生保への二重課税問題、2年目以降も「全額還付を」 協会要望
2010/8/6 日本経済新聞より
8月6日、生命保険協会は年金払い方式の生命保険への二重課税問題で、2年目以降の支払い分への所得税も全額還付するように求める要望書を財務省と国税庁に提出しました。国税庁などは2年目以降は所得税の一部を還付する方向で検討しています。また、同協会は過去5年間で還付対象となる可能性のある契約が業界全体で約20万件などとする報告書を国税庁に提出しました。
年金方式で受け取る保険金については相続税がかかる元本部分に加え、相続税が課税されない運用益による積み増し部分があります。二重課税問題について7月の最高裁判決は1年目の支払い分については運用益が含まれないため、所得税を全額還付すべきだとしました。
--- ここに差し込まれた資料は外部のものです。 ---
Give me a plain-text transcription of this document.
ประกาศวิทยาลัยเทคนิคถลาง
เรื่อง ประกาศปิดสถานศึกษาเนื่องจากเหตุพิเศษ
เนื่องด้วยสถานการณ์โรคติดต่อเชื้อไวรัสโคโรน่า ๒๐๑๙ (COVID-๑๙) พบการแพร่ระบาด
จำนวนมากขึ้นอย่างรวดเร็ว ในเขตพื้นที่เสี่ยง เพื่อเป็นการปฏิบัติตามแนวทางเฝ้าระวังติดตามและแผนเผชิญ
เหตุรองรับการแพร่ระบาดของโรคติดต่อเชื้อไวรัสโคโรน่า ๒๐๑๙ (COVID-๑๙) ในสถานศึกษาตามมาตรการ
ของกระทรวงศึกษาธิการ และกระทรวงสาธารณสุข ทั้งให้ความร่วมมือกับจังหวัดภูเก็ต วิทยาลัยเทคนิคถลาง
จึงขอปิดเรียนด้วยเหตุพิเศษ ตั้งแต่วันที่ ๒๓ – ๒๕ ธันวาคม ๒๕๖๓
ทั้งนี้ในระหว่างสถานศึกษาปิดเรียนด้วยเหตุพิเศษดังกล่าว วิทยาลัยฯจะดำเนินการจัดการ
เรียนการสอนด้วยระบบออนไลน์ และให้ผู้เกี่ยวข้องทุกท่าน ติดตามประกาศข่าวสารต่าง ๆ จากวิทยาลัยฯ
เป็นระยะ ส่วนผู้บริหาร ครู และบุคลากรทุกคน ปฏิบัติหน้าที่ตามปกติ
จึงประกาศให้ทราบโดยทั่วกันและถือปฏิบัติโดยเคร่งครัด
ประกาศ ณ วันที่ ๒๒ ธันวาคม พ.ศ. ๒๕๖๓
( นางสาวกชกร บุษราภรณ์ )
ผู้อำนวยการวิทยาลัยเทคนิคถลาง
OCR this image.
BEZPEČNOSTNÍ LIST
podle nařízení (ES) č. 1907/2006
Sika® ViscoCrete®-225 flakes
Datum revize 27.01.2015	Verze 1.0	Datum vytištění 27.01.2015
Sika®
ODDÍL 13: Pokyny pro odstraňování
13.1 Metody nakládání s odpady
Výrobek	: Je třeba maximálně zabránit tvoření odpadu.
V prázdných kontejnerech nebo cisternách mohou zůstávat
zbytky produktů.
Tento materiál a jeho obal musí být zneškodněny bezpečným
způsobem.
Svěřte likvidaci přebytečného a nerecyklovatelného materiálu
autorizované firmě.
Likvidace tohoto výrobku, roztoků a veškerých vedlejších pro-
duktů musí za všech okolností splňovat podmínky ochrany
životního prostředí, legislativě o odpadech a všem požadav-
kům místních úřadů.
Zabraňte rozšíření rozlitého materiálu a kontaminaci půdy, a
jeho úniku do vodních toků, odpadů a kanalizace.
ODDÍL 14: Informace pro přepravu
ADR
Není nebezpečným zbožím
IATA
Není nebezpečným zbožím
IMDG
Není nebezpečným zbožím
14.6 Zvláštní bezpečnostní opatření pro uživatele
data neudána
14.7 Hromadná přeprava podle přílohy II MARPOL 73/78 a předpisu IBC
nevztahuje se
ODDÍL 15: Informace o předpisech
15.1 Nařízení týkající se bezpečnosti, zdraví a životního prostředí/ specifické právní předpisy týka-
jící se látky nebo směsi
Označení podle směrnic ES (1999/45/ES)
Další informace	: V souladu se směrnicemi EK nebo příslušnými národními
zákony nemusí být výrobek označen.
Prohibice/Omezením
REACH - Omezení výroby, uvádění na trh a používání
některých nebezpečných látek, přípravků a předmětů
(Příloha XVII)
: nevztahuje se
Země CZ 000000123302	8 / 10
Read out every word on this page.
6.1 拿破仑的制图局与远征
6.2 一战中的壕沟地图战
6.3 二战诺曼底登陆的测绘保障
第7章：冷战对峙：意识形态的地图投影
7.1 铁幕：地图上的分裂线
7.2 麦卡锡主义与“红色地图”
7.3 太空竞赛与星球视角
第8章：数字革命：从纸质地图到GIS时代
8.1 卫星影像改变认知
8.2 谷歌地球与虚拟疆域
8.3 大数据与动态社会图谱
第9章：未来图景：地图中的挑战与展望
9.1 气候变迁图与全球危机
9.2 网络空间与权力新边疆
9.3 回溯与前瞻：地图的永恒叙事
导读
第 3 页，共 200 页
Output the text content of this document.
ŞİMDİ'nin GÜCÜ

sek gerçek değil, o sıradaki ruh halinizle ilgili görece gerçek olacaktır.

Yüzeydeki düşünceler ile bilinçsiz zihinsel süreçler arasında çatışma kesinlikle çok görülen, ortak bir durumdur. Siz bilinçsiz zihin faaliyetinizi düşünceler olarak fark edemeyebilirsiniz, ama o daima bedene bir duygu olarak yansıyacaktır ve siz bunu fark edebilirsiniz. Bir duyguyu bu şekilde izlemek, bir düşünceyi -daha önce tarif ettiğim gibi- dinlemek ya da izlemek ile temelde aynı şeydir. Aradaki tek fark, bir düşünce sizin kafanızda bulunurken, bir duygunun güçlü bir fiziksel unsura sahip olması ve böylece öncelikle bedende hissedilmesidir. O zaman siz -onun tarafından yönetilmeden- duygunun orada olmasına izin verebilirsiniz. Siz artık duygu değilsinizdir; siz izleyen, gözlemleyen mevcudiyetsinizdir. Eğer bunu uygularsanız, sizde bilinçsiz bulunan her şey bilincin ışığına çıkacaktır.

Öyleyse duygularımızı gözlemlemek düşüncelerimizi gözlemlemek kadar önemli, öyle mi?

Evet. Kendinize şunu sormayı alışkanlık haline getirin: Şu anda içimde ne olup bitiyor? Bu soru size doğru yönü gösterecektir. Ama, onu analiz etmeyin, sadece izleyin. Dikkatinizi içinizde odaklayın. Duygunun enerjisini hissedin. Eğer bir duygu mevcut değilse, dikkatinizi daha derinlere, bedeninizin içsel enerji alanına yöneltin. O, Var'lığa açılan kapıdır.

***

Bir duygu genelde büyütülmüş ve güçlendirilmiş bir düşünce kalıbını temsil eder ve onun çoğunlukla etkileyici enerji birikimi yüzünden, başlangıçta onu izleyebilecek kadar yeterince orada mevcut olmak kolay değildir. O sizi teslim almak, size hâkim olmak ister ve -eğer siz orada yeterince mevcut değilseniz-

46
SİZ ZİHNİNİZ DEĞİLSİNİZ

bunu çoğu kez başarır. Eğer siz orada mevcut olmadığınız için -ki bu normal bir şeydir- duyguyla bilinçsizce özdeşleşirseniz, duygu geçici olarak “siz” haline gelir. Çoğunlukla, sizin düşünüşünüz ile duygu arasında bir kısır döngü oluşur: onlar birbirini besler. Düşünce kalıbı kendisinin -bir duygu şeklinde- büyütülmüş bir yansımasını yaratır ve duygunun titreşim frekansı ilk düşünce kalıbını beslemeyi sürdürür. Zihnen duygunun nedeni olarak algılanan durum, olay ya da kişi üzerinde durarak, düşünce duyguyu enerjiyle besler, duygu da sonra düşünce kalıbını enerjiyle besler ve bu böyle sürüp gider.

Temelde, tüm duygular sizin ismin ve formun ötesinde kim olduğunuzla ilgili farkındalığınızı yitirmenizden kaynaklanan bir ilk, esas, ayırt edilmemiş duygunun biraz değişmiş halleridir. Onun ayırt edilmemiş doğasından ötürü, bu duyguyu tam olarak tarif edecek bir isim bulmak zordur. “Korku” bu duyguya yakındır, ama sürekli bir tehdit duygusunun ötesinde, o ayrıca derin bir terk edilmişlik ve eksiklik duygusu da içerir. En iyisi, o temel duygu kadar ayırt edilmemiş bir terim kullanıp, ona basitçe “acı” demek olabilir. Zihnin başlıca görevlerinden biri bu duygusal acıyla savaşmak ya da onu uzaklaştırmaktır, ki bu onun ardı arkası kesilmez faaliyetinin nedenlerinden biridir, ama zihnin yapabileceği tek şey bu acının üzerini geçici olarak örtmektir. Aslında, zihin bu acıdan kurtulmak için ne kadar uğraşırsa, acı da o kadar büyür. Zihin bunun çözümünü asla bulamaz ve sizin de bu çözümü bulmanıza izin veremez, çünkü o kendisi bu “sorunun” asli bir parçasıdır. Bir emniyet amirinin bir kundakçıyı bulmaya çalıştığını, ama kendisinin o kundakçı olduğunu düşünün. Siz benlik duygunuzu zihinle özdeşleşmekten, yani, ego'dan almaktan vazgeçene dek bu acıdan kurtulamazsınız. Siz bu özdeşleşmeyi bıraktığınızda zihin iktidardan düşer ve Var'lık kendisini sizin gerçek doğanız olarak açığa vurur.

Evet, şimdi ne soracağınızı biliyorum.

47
だが、運用益が含まれる2年目以降については判断を示しませんでした。
国税庁は2年目以降は元本部分と運用益部分に分け、元本部分にかかっていた所得税だけを還付することを検討中とのことです。一方、生保協会は「納税者などが分かりやすい仕組みにすべきだ」とする要望書を提出して、2年目以降も全額還付を求めました。
野田佳彦財務相は6日、閣議後の記者会見で生保協会から還付対象件数などの報告を受けたことを認めた上で「報告を詳細に調べて、なるべく早く対応を決めたい」と述べました。